Посмотрите внимательней вокруг и вы увидите эти жертвы...
-- Странная у вас философия, прямо какой-то Лука из пьесы Горького...
Как вы можете оправдывать все, что творится у нас?
-- Ничего вы, однако, не поняли и не поймете. Страну спасут
обыкновенные человеческие чувства: любовь, сострадание, дружба, долг,
наконец... Хотя мы это уже проходили: я -- должен, ты -- должен... Никому я
ничего не должен.
Вам тоже могу посоветовать -- зарабатывайте побольше и не будете никому
ничего не должны.
-- Как просто у вас, все свели к материальному благополучию.
-- А к чему еще сводить? Что вы делаете в жизни такого, чтобы вас это
отличало от остальных людей. Как вы пишете, не знаю, не читал, а возраст уже
не детский, значит пишете не очень, платят вам мало. Вот вы и ищете, чтобы
еще разломать, чтобы стать знаменитым в одночасье, все вас любить будут,
автографы просить. Нравится вам такая правда?
-- Какая же это правда, вы же совсем меня не знаете?
-- А вот так! Это моя правда и неважно, прав я на самом деле или нет.

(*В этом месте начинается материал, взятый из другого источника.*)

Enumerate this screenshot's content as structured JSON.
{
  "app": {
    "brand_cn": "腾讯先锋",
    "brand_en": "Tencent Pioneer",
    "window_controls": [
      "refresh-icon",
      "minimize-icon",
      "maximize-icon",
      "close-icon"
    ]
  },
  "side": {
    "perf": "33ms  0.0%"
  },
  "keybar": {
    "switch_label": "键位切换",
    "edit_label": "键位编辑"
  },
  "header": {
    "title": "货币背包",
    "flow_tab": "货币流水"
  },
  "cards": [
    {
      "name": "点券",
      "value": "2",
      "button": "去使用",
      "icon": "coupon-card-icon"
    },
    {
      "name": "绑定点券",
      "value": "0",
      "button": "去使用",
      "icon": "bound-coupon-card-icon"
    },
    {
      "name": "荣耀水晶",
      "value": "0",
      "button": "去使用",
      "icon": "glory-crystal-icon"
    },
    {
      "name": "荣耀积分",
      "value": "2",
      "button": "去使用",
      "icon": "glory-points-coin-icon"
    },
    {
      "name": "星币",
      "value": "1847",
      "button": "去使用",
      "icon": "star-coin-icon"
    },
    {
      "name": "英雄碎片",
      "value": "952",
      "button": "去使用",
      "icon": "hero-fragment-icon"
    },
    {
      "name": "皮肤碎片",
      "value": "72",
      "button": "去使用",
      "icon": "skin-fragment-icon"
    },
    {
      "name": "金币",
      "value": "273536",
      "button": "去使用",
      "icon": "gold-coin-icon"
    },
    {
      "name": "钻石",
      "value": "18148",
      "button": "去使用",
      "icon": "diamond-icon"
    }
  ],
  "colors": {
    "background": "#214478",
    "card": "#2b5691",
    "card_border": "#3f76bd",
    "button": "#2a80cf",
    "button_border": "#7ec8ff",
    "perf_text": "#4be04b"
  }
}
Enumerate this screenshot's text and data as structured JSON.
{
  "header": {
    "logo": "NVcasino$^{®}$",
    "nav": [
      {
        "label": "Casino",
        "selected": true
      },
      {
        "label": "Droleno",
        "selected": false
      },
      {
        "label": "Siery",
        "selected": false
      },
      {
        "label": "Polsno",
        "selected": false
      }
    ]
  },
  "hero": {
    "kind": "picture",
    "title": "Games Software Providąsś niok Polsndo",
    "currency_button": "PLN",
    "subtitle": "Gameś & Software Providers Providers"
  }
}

Моя и все тут. Вам, я вижу не нравится, а мне может не понравиться ваша, так
что же делать? Вот и идет война разных правд, а страдают люди и кровь льется
настоящая, людская...
-- Вы, я слышал, тоже воевали, ранены... Но ведь воевали за неправое
дело, вмешивались в чужие дела, как же быть с этим? И, наверно, пенсию за
это получаете, льготы имеете?
-- Вот вам и еще одна правда: война была преступная, участники тоже
чуть ли не преступники: воевали не там, где надо -- эначит просто плохие
люди. Одни, мол, протестовали против войны, а вы отправились воевать. Тоже
правда. Только вам этого не понять никогда. Для этого надо было быть там...
Павел помолчал, заканчивая ужин, отодвинул тарелку, взял стакан с
компотом, посмотрел на подозрительную жидкость и отставил в сторону.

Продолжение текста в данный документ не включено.